We received feedback from 42 people during the inspection about the services provided. The feedback provided was positive about the practice.

During the inspection we spoke to one of the dentists, a dental hygiene therapist, dental nurses, receptionists and the practice manager. We looked at practice policies, procedures and other records about how the service is managed.

The practice is open:

Monday to Friday 9.00am to 4.30pm.

Our key findings were:

  • The practice was clean and well maintained.
  • The practice had infection control procedures in place which reflected published guidance.
  • Staff knew how to deal with emergencies. Appropriate medical emergency medicines and equipment were available.
  • The practice had safeguarding processes in place and staff knew their responsibilities for safeguarding adults and children.
  • Staff provided patients’ care and treatment in line with current guidelines.
  • The practice had a procedure in place for dealing with complaints.
  • Staff treated patients with dignity and respect and took care to protect their privacy and personal information.
  • The appointment system took patients’ needs into account. Dedicated emergency appointments were available.
  • The practice had a leadership structure. Staff felt involved and supported and worked well as a team.
  • The practice asked patients and staff for feedback about the services they provided.
  • The practice had systems in place to help them manage risk. We found that not all measures to reduce the risks associated with sharp items were in place.
  • The practice had staff recruitment procedures in place but we found that procedures were not followed for visiting staff.

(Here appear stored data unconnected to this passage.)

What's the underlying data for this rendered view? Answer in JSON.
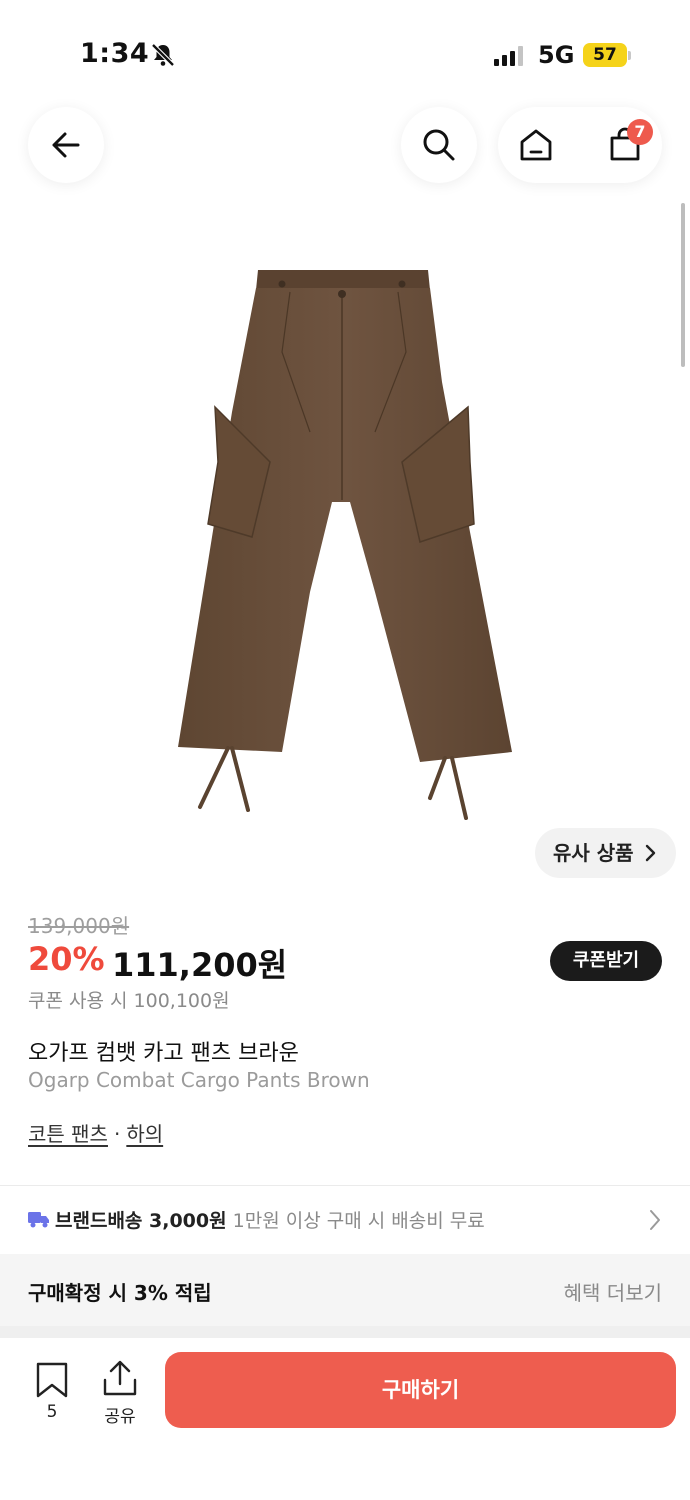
{
  "status_bar": {
    "time": "1:34",
    "network": "5G",
    "battery": "57"
  },
  "top_nav": {
    "back_icon": "arrow-left-icon",
    "search_icon": "search-icon",
    "home_icon": "home-icon",
    "cart_icon": "shopping-bag-icon",
    "cart_count": "7"
  },
  "product": {
    "image": "brown-cargo-pants",
    "similar_label": "유사 상품",
    "original_price": "139,000원",
    "discount_rate": "20%",
    "sale_price": "111,200원",
    "coupon_button": "쿠폰받기",
    "coupon_price": "쿠폰 사용 시 100,100원",
    "name": "오가프 컴뱃 카고 팬츠 브라운",
    "name_en": "Ogarp Combat Cargo Pants Brown",
    "category": "코튼 팬츠",
    "separator": "·",
    "parent_category": "하의"
  },
  "shipping": {
    "icon": "truck-icon",
    "label": "브랜드배송 3,000원",
    "note": "1만원 이상 구매 시 배송비 무료"
  },
  "benefit": {
    "title": "구매확정 시 3% 적립",
    "more": "혜택 더보기"
  },
  "bottom_bar": {
    "bookmark_count": "5",
    "share_label": "공유",
    "buy_label": "구매하기"
  },
  "colors": {
    "accent": "#ee5d4f",
    "discount": "#ef4a3c",
    "badge": "#ee5a4d",
    "battery": "#f5d31a",
    "product_brown": "#6b5038"
  }
}
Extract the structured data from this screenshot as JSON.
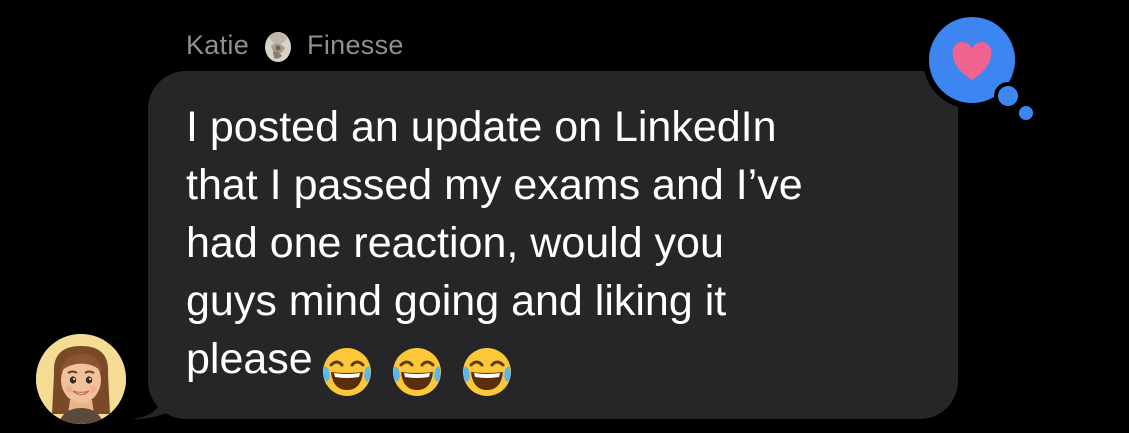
{
  "message": {
    "sender_first": "Katie",
    "sender_last": "Finesse",
    "text": "I posted an update on LinkedIn that I passed my exams and I’ve had one reaction, would you guys mind going and liking it please",
    "lines": [
      "I posted an update on LinkedIn",
      "that I passed my exams and I’ve",
      "had one reaction, would you",
      "guys mind going and liking it",
      "please"
    ],
    "emojis": [
      "face-with-tears-of-joy",
      "face-with-tears-of-joy",
      "face-with-tears-of-joy"
    ]
  },
  "reaction": {
    "type": "heart",
    "badge_color": "#3d86f2",
    "heart_color": "#f0648f"
  },
  "colors": {
    "background": "#000000",
    "bubble": "#262628",
    "sender_name": "#8e8e93",
    "message_text": "#ffffff",
    "avatar_bg": "#f4dc94"
  },
  "avatar": {
    "icon": "memoji-avatar"
  }
}
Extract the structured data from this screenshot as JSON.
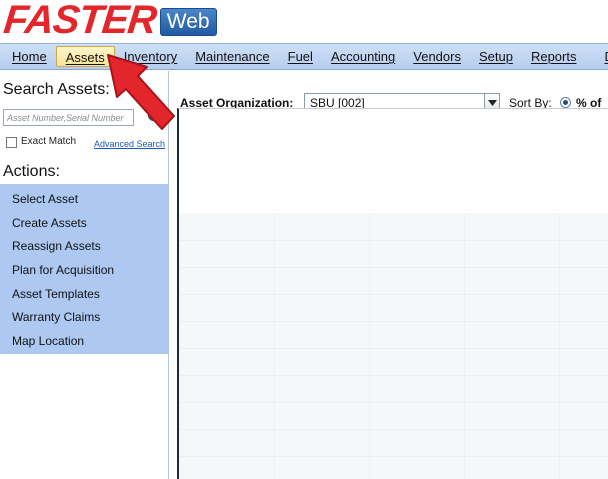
{
  "logo": {
    "faster": "FASTER",
    "web": "Web"
  },
  "nav": {
    "items": [
      {
        "label": "Home",
        "active": false
      },
      {
        "label": "Assets",
        "active": true
      },
      {
        "label": "Inventory",
        "active": false
      },
      {
        "label": "Maintenance",
        "active": false
      },
      {
        "label": "Fuel",
        "active": false
      },
      {
        "label": "Accounting",
        "active": false
      },
      {
        "label": "Vendors",
        "active": false
      },
      {
        "label": "Setup",
        "active": false
      },
      {
        "label": "Reports",
        "active": false
      },
      {
        "label": "D",
        "active": false
      }
    ]
  },
  "sidebar": {
    "search_title": "Search Assets:",
    "search_placeholder": "Asset Number,Serial Number",
    "exact_match_label": "Exact Match",
    "advanced_search_label": "Advanced Search",
    "actions_title": "Actions:",
    "actions": [
      {
        "label": "Select Asset"
      },
      {
        "label": "Create Assets"
      },
      {
        "label": "Reassign Assets"
      },
      {
        "label": "Plan for Acquisition"
      },
      {
        "label": "Asset Templates"
      },
      {
        "label": "Warranty Claims"
      },
      {
        "label": "Map Location"
      }
    ]
  },
  "main": {
    "org_label": "Asset Organization:",
    "org_value": "SBU [002]",
    "sort_label": "Sort By:",
    "sort_option": "% of"
  },
  "colors": {
    "logo_red": "#e3262b",
    "nav_bg": "#b6cdee",
    "active_tab": "#f7e39a",
    "actions_bg": "#adc9f2",
    "link_blue": "#1f55b4",
    "arrow_red": "#e3262b"
  },
  "icons": {
    "search": "magnifier-icon",
    "dropdown": "chevron-down-icon",
    "annotation": "red-arrow-pointer"
  }
}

There were areas where the provider could make improvements and should:

  • Review the practice's recruitment policy and procedures to ensure accurate, complete and detailed records are maintained for all staff.
  • Review the practice’s sharps procedures to ensure compliance with the Health and Safety (Sharp Instruments in Healthcare) Regulations 2013.

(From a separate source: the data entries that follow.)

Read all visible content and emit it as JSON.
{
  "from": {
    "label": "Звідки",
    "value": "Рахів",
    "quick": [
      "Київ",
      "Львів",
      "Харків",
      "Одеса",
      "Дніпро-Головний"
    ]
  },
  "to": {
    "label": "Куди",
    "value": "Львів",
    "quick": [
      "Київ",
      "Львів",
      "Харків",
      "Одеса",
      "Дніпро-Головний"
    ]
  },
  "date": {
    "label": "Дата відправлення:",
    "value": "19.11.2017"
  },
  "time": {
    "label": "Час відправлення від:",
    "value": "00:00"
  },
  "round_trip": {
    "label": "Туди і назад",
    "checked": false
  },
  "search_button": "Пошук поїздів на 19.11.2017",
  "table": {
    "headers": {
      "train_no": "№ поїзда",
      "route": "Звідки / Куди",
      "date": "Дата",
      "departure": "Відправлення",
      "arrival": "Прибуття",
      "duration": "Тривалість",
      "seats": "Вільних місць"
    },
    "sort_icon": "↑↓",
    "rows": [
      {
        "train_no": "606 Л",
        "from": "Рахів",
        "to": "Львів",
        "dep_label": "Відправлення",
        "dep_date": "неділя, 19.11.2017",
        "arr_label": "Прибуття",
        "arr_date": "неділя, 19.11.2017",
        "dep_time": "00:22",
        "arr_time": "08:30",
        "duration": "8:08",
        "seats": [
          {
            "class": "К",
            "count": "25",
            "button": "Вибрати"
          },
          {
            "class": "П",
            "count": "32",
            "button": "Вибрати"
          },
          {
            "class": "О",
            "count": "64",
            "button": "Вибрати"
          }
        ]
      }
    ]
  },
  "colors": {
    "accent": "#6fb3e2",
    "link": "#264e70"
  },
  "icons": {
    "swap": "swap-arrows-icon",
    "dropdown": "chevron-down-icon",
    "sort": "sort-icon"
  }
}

Inspection carried out on 1 August 2012

During a routine inspection

We spoke to a sample of five patients who were visiting the service during our visit. They all said that they had no complaints and made various positive comments such as; “its lovely here”; “We are very happy with the service” ;

“We’ve been coming here for years to the service, they are very good.” They

told us the care they experienced was “excellent” and “ Very good” They all told us they had no problems and were happy with the care and attention they received

Patients told us they were given various information about their treatment and understood the care and treatment choices available to them. Some of the patients we spoke to had been at the practice for many years. Two patients’ told us that all their family including their children visited the practice and they were all very happy with the service. Another person told us they had recommended the practice to lots of other people.

Everyone stated they were always consulted and they gave full consent about their treatment and check ups. Patients told us they were always asked to sign forms when they visited the practice.

Everyone was happy with standards received and the explanations around costs and discussions offered around their treatment plans.